JUBA – It was supposed to be a celebratory occasion when, suddenly, the opening of a classroom at the Mangateen camp for displaced families turned into an unexpected rescue mission.
“When we left the new classroom, we heard strange sounds from across the hallway prompting us to turn around and check the situation. We were not prepared for what we saw next,” shares Thorben Westgaard, United Nations Police (UNPOL) Advisor with the United Nations Mission in South Sudan (UNMISS).

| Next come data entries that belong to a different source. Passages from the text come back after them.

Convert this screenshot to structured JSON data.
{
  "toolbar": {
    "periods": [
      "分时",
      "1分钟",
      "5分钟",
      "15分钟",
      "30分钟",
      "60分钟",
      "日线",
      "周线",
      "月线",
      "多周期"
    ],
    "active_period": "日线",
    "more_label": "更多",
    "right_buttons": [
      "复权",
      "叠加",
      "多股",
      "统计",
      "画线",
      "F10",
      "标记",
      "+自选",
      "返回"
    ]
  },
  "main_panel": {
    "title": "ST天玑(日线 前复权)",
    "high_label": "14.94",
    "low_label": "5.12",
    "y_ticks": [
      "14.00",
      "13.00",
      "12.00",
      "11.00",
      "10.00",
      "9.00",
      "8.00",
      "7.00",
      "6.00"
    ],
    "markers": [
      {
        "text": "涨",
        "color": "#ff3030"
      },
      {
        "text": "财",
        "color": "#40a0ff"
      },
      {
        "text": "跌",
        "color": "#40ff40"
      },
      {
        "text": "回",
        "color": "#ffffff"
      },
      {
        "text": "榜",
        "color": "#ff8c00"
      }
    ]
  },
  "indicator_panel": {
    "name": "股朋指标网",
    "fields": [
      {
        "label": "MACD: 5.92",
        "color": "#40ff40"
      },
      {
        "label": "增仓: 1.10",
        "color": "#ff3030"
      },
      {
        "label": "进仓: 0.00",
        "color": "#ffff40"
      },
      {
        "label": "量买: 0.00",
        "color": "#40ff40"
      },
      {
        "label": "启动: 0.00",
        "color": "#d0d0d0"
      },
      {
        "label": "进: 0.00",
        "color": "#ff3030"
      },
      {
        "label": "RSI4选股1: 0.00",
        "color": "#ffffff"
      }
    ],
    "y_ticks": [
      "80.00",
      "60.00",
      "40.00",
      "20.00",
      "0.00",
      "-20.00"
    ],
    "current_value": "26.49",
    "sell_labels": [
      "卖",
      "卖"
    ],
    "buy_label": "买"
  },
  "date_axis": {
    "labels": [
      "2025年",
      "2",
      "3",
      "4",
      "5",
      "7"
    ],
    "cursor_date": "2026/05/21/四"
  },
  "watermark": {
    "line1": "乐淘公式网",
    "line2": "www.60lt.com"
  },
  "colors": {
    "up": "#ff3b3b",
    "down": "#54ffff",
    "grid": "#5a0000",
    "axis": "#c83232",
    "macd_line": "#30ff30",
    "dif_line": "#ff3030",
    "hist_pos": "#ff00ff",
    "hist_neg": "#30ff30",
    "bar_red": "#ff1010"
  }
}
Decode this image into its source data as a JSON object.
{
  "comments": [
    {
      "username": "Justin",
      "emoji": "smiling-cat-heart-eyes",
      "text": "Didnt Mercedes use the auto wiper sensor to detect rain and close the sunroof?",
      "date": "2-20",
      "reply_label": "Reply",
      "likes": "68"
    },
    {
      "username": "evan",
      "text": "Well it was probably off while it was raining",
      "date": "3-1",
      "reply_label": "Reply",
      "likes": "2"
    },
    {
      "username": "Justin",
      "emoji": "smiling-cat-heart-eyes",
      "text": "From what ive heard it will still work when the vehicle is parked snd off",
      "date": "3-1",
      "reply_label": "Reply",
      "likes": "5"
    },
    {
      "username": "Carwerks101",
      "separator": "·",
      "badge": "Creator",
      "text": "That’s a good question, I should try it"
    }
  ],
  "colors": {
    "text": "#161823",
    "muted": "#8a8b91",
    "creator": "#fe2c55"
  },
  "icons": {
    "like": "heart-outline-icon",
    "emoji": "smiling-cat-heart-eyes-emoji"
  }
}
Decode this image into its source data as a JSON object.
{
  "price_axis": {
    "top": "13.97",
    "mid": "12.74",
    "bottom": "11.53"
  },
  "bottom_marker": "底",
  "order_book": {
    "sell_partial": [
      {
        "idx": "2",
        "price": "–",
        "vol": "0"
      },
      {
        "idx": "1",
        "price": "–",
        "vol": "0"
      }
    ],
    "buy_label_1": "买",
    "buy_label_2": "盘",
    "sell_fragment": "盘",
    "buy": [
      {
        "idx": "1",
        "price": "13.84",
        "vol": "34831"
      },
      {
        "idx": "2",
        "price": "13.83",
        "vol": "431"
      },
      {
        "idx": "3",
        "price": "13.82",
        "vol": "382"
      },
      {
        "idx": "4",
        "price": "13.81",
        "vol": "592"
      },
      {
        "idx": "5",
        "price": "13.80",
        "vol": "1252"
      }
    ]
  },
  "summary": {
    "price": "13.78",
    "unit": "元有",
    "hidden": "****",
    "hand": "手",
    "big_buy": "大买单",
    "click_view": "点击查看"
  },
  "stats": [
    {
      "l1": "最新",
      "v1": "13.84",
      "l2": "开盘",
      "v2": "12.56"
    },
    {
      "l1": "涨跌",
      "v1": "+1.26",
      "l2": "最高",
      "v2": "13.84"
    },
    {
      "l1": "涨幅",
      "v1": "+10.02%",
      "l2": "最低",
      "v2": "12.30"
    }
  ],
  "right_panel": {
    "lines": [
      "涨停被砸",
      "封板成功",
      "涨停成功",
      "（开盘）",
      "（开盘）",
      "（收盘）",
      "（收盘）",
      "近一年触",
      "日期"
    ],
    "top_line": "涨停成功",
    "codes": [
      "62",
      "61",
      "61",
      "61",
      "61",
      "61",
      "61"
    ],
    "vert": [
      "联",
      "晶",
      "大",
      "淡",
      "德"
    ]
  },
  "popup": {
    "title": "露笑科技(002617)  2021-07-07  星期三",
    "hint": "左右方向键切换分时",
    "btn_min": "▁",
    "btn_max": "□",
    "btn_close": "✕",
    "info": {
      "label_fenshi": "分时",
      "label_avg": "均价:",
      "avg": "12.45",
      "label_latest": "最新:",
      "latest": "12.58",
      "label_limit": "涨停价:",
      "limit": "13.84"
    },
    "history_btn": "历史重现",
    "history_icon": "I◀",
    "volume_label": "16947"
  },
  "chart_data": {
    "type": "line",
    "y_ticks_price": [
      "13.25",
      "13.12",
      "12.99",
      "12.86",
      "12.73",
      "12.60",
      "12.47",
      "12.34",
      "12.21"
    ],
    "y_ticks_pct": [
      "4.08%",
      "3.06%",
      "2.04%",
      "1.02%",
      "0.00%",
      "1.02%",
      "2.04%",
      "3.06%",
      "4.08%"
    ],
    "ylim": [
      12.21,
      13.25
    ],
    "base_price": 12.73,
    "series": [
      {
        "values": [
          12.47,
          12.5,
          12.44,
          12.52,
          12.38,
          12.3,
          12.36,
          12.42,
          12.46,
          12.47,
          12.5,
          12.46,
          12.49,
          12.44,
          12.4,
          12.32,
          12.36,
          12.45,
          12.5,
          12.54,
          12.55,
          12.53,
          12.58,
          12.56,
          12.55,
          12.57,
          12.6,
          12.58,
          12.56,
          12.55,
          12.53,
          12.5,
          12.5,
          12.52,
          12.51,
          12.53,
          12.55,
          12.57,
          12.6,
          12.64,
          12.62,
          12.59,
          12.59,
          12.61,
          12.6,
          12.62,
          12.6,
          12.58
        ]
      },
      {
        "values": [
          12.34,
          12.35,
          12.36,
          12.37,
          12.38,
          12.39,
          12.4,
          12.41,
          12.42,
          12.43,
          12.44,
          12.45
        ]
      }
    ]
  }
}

In the room, a girl was lying on the floor, suffering from violent seizures. The teachers and fellow students surrounding Nyakul Gahga Gatlualo were doing their best to help but seemed to be unintentionally suffocating her with their efforts and close presence.
Without hesitation, Westgaard asked the small crowd to give her space and applied the first aid knowledge he had acquired during previous extensive trainings while his colleague Eriqo Kusuma secured the scene. They quickly realized that her condition was too critical to be stabilized without proper medical equipment.
“After being completely focused on applying emergency first aid, we decided she had to be moved. But when we looked around, everyone had left the room. Suddenly it was completely up to us to save this girl,” remembers Kusuma, still shivering by the thought of her not making it.
Swiftly, they arranged for Nyakul’s transport to a nearby hospital. Following the arrival of the 17-year-old’s mother, they were informed that she had not been diagnosed with epilepsy or any other condition specifically relating to the seizures but had been suffering from typhoid, malaria and an ulcer as her family wasn’t able to afford treatment.
It took three days of intensive care until she was able to reunite with her mother and her 13 siblings. It was another few days before she was well enough to return to school.
Until it happened again. Seeing her condition worsening, her protector, brother, and teacher Gabriel Chotdieng Gahga Gatlualo remembered the contacts of the two UNPOL members who had told his family to call them if they needed further assistance. He didn’t have to wait long for their arrival.
“There are moments when protocol doesn’t matter anymore. Moments when all you need to do is be a human seeing another human struggling,” explains Westgaard.
Since then, he and Kusuma have used their free time and personal finances to ensure that Nyakul gets professional care at the Juba-based Egyptian Hospital.
And as a recent follow-up visit at the hospital revealed, kindness can be contagious.
Moved by their and her family’s commitment to do all they can to ensure Nyakul lives life without pain, the clinic has offered to provide her with free care and medication.
This promise came at just the right time, as she had just suffered a medical setback caused by a shortage of medication. Thanks to the efforts of everyone involved, her condition is now stable albeit unpredictable.
With her shy smile, she is constantly surrounded by her siblings who make sure she’s safe. As before her condition, she enjoys cooking traditional food for her family and reading all about science in her free time, while looking forward to visits from her new UNPOL friends.
“She’s finding joy again. It almost feels like our little girl turned into a woman embracing her new-found strength,” smiles brother Gabriel.
Embracing what doctors describe as her second chance in life, she uses every day as an opportunity to get one step closer to her dream of becoming a doctor. To make miracles happen, like the one she experienced.